As redes sociais estão inundadas de conselhos de saúde — alguns úteis, outros perigosos e a maioria sem revisão de profissionais médicos. Uma pesquisa do Pew Research Center de 2023 descobriu que 68% dos americanos já tentaram pelo menos uma dica de saúde que viram em plataformas como TikTok, Instagram ou Facebook. Mas médicos alertam que muitas dessas sugestões ignoram o escrutínio científico, às vezes com consequências graves.

Por que conselhos de saúde não verificados se espalham tão rápido

Os algoritmos das principais plataformas priorizam o engajamento em vez da precisão, impulsionando conteúdos sensacionalistas independentemente da validade médica. Publicações que prometem curar doenças crônicas com um único suplemento ou dieta extrema muitas vezes acumulam milhões de visualizações antes que os verificadores de fatos possam intervir. Um estudo da BMJ no ano passado analisou 2.000 vídeos virais sobre saúde e descobriu que apenas 14% continham informações totalmente precisas. O restante incluía alegações exageradas, tratamentos ultrapassados ou até inverdades.

Os riscos reais que as pessoas enfrentam

Prontos-socorros têm registrado um aumento de casos relacionados a tendências das redes sociais. Médicos relatam casos de insuficiência hepática causada por suplementos não regulamentados, interações perigosas de medicamentos com remédios caseiros auto-prescritos e deficiências graves decorrentes de desafios virais de jejum. Em 2022, um adolescente foi hospitalizado após tentar uma dieta challenger, promovida no TikTok, que resultou em desnutrição aguda.

Como identificar desinformação no seu feed

Especialistas recomendam ficar atento a sinais de alerta: alegações de curas milagrosas, fotos de antes e depois sem contexto médico e publicações que incentivam a pular o atendimento profissional. Verifique se o conselho cita pesquisas revisadas por pares ou links para instituições confiáveis, como a Organização Mundial da Saúde (OMS) ou a Mayo Clinic. Desconfie de postagens que pressionam os usuários a agir imediatamente ou que apresentam histórias pessoais não verificadas sem a participação de especialistas.

O que os profissionais de saúde recomendam

Médicos pedem aos pacientes que discutam qualquer dica de saúde vista nas redes com seus médicos antes de experimentá-la.

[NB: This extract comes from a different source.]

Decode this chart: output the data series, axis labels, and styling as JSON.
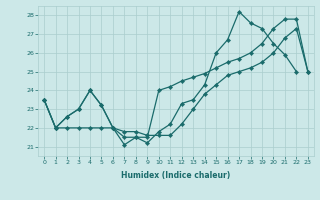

A Associação Médica Americana (AMA) recentemente atualizou suas diretrizes éticas para incluir conselhos de saúde em redes sociais como uma questão de segurança do paciente. Clínicos relatam um número crescente de pacientes que chegam com efeitos colaterais de tratamentos não comprovados, complicando seus cuidados. Os pacientes também devem verificar as informações em bancos de dados como as Revisões Cochrane, que oferecem resumos sistemáticos de evidências.

Quando as plataformas finalmente agem

Empresas de mídia social começaram a rotular conteúdos relacionados à saúde, mas a fiscalização ainda é inconsistente. Meta e TikTok agora trabalham com organizações de verificação de fatos para revisar alegações médicas, mas o processo fica atrás da disseminação viral. Críticos argumentam que as plataformas precisam de uma triagem prévia mais rigorosa para conteúdos de saúde, a fim de prevenir danos antes que as publicações sejam ao ar. Até lá, os usuários carregam a responsabilidade de verificar o que compartilham.

A maioria dos conselhos de saúde virais na internet não foi testada quanto à segurança ou eficácia, mas milhões os experimentam mesmo assim. Antes de aderir a uma nova dica de bem-estar, pare e verifique — sua saúde pode depender disso.